Lo si vede in due tratti poco noti in Europa continentale, ed in particolare, in Italia. Il primo è il confronto con la “rivoluzione liberale” che, nello stesso arco di tempo, Margaret Thatcher stava portando avanti in Gran Bretagna: mentre nel Regno Unito, pochi aspetti di grande visibilità (ad esempio, lo scontro con i sindacati dei minatori) venivano accompagnati da molti piccoli passi nelle materia più sensibili che costituivano i nervi ed il cuore dell’economia e della società (ad esempio, come ricordato da Paul Pielson in un suo libro fondamentale sulle esperienze Reagan-Thatcher in materia di riassetto del welfare state ,le modifiche della legislazione sul lavoro vennero annidate nelle pandette di una quarantina di leggi e leggine che unicamente giuristi davvero esperti sarebbero stati in grado di scoprire e comprendere), negli Stati Uniti sin dal primo “Messaggio sullo Stato dell’Unione” di Ronald Reagan venne iniziato un “nuovo federalismo” spostando competenze dall’Amministrazione federale agli Stati dell’Unione, con l’invito che questi ultimi , a loro volta, li passassero alle Contee e così via. Un ritorno “radicale”, quindi, agli Stati Uniti quali concepiti dai Padri Fondatori – molto più spinto di qualsiasi “principio di sussidiarietà”, mutuato dalla Repubblica Federale Tedesca, introdotto alla fine degli Anni Ottanta tra i cardini dell’Unione Europea. Ciò avrebbe consentito ai poteri federali di concentrarsi sui suoi “compiti propri”: difesa internazionale, sicurezza interna (in caso di reati “inter-statuali”), tutela delle risorse naturali. Tranne che in poche materie integrate per motivi tecnici (ad esempio, i mercati finanziari), la tutela della concorrenza, le liberalizzazioni, e via discorrendo diventano competenza dei singoli Stati dell’Unione e, spesso, trasferiti da questi ultimi alle contee. Ciò venne attuato non con una riforma della Costituzione ma attuando “radicalmente” quando definito nel 1787 a Philadelphia. Un ritorno, quindi, al futuro.
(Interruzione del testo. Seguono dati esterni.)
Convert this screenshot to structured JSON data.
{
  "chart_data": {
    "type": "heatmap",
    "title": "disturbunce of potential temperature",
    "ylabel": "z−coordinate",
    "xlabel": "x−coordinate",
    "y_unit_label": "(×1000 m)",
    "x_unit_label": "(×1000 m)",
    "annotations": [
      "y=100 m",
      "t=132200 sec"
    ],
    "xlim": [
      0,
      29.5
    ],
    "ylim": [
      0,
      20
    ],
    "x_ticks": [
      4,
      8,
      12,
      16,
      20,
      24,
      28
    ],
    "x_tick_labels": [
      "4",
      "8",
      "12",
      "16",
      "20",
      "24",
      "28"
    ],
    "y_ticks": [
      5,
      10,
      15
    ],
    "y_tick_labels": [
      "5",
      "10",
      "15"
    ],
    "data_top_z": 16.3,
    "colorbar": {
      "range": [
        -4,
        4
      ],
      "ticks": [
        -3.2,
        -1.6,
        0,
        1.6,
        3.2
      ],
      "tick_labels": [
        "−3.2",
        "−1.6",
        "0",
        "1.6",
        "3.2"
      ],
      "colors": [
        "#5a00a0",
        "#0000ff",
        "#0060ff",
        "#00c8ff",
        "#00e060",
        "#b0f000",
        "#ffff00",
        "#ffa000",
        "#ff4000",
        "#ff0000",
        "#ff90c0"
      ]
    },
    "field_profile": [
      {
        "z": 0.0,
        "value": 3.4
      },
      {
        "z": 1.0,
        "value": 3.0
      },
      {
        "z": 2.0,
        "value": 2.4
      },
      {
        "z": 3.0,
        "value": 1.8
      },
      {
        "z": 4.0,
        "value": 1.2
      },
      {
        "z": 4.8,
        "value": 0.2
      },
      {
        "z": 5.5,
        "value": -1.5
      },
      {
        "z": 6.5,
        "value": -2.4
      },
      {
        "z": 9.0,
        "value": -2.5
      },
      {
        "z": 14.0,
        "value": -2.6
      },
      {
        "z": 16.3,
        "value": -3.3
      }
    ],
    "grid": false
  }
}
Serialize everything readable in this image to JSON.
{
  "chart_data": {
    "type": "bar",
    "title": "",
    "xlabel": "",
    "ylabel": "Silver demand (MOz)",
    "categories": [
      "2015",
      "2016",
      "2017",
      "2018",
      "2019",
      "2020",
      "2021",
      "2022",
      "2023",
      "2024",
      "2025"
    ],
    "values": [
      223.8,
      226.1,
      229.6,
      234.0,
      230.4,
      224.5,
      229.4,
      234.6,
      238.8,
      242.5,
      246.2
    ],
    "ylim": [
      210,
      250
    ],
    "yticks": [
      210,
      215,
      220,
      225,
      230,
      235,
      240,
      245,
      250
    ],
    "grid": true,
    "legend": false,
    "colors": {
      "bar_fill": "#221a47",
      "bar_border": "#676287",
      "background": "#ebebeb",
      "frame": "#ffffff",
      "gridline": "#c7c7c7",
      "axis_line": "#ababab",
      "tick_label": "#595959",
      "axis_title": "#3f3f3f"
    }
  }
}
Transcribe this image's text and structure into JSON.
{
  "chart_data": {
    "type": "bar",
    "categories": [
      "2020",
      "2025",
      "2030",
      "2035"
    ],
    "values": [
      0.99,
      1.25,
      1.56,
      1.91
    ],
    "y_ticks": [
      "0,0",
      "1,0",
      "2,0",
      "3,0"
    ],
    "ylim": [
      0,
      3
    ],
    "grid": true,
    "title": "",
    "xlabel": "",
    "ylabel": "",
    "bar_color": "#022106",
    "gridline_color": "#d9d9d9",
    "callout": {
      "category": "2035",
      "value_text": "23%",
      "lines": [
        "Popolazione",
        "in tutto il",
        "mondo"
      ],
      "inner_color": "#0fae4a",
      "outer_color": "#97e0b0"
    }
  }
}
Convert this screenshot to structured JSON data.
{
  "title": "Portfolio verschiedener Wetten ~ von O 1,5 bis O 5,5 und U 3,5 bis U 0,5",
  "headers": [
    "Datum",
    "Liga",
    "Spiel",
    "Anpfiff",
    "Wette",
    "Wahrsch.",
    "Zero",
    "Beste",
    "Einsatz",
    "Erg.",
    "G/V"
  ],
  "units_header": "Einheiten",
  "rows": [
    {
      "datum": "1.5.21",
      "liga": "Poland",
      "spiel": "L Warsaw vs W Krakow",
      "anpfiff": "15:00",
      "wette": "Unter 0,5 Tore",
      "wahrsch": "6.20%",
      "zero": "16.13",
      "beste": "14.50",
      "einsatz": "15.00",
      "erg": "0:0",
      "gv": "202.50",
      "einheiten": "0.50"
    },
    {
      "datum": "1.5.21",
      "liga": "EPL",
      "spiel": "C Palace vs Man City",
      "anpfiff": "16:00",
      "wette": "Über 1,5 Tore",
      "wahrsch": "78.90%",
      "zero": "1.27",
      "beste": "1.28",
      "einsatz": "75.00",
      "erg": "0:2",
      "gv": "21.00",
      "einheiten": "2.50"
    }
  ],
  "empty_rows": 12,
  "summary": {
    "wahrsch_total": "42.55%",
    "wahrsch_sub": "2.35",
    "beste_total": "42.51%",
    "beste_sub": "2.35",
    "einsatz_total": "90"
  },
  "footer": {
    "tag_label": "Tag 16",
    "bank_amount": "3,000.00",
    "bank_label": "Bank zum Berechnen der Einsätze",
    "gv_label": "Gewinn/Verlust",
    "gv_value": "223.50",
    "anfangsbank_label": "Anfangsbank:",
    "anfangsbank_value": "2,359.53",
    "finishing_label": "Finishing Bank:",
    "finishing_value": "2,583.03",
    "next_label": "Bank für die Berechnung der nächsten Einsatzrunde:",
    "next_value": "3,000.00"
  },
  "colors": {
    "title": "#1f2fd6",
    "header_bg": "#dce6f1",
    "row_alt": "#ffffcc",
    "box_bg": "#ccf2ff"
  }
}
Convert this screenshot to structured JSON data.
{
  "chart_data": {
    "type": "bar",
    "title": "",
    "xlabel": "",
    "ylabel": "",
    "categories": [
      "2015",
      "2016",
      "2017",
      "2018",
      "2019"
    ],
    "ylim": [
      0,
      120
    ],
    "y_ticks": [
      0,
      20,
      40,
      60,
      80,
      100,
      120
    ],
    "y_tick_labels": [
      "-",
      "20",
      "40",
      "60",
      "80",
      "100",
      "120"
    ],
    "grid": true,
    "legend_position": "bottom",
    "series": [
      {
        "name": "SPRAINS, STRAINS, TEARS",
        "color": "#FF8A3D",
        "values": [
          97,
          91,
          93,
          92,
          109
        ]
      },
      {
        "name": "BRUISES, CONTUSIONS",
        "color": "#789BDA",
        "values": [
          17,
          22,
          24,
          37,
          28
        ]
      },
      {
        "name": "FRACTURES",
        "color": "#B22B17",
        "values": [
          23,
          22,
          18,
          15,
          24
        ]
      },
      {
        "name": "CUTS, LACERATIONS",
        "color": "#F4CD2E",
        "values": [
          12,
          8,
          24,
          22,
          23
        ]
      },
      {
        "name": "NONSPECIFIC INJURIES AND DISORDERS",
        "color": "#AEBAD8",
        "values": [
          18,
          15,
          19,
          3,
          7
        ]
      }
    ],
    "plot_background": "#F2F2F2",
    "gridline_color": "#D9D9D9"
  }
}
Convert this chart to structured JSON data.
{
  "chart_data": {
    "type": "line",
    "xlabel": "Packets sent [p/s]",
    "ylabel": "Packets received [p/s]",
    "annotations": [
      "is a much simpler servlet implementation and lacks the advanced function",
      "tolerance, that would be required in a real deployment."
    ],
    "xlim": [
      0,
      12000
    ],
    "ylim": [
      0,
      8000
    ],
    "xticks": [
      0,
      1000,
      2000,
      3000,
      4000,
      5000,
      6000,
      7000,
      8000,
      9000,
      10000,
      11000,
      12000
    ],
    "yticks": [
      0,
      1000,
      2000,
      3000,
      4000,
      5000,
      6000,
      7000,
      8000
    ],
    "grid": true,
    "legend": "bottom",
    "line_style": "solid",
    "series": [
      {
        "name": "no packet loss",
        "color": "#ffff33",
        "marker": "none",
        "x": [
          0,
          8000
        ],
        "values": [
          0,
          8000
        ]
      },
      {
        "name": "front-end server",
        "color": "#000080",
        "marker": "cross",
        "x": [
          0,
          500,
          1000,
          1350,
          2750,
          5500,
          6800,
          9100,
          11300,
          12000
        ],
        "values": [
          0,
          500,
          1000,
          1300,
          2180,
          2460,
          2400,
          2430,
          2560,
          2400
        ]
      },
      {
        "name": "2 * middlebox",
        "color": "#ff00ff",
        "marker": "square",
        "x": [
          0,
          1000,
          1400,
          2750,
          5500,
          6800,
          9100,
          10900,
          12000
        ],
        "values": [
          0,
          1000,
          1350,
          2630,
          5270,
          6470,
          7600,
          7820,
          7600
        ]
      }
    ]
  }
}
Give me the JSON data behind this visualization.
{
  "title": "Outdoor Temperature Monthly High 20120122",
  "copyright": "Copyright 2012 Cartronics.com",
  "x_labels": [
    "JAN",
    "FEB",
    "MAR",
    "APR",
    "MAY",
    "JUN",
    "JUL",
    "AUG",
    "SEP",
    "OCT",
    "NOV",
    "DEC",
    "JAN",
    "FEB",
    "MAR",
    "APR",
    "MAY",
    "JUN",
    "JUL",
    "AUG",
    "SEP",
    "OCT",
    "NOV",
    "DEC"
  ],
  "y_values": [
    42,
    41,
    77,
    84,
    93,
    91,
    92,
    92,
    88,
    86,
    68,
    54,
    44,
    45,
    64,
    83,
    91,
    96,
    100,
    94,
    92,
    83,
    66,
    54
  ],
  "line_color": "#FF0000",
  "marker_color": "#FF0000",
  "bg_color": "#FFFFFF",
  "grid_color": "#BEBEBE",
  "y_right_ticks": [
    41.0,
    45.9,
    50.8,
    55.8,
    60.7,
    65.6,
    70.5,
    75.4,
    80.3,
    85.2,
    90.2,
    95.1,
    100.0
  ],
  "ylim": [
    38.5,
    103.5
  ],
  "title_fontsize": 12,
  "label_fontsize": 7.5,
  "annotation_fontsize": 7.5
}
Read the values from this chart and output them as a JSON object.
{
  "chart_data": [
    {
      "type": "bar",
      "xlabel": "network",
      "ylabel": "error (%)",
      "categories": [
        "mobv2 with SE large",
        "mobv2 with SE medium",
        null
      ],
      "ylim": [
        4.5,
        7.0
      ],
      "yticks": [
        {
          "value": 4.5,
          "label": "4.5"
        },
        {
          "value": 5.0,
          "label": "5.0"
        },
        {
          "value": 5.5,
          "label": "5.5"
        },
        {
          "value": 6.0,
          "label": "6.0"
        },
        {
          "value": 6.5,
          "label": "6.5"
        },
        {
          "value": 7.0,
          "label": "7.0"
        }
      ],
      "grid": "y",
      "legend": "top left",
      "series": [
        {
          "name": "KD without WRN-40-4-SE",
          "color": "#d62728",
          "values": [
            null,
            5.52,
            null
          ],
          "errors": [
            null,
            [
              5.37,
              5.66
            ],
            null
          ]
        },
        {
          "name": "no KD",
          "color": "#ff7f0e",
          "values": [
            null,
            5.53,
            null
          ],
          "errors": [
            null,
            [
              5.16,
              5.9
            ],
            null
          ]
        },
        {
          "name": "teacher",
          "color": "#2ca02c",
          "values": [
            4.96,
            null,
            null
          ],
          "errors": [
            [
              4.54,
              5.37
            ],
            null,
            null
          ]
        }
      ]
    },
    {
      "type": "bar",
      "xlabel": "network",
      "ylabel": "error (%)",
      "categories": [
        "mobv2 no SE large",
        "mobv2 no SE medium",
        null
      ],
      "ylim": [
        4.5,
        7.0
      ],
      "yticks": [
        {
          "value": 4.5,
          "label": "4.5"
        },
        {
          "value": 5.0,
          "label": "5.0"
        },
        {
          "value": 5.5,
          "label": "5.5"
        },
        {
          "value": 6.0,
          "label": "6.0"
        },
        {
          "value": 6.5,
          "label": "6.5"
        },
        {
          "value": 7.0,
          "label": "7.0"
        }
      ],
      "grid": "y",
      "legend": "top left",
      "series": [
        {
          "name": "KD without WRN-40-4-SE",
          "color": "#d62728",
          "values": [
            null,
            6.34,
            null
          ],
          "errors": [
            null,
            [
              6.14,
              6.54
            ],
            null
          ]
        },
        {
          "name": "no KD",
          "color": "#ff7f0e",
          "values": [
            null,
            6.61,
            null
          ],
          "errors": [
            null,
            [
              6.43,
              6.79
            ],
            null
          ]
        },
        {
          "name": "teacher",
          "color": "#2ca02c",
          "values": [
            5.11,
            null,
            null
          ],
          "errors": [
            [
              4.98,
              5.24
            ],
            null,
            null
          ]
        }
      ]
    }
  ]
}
Il secondo tratto “radicale” fu l’attenzione alla micro-economia, ossia al corretto funzionamento dei mercati e dello stesso intervento pubblico quando chiamato a correggere quelle che noi economisti chiamiamo “imperfezioni di mercato” (esistenza di beni pubblici e di beni sociali, asimmetrie informative e posizionali, effetti esterni, interdipendenze,e via discorrendo). Nei primi mesi dopo l’insediamento, l’Amministrazione Reagan adottò una misura, approvata rapidamente (e senza accorgersi della portata) dal Congresso. Da allora (sono passati trent’anni) nessun Presidente e nessun Congresso ha proposto di modificarle: qualsiasi provvedimento federale (leggi, regolamenti, investimenti) deve essere accompagnato da un’attenta analisi dei costi e dei benefici finanziari ed economici. Non si “affamava la bestia”, ma si metteva una camicia di forza a burocrazie con l’innata tendenza a diventare tentacolari , con inevitabili conseguenze per la dilatazione della spesa pubblica. Nel suo “totalitarismo” (si applicava e si applica ancora anche al regolamento più minuto) era , ed è, una misura “radicale” di limitazione dell’intervento pubblico a campi, grandi o piccoli, in cui non riesce a dimostrare, in modo quantitativo, che i benefici della mano pubblica superano i costi.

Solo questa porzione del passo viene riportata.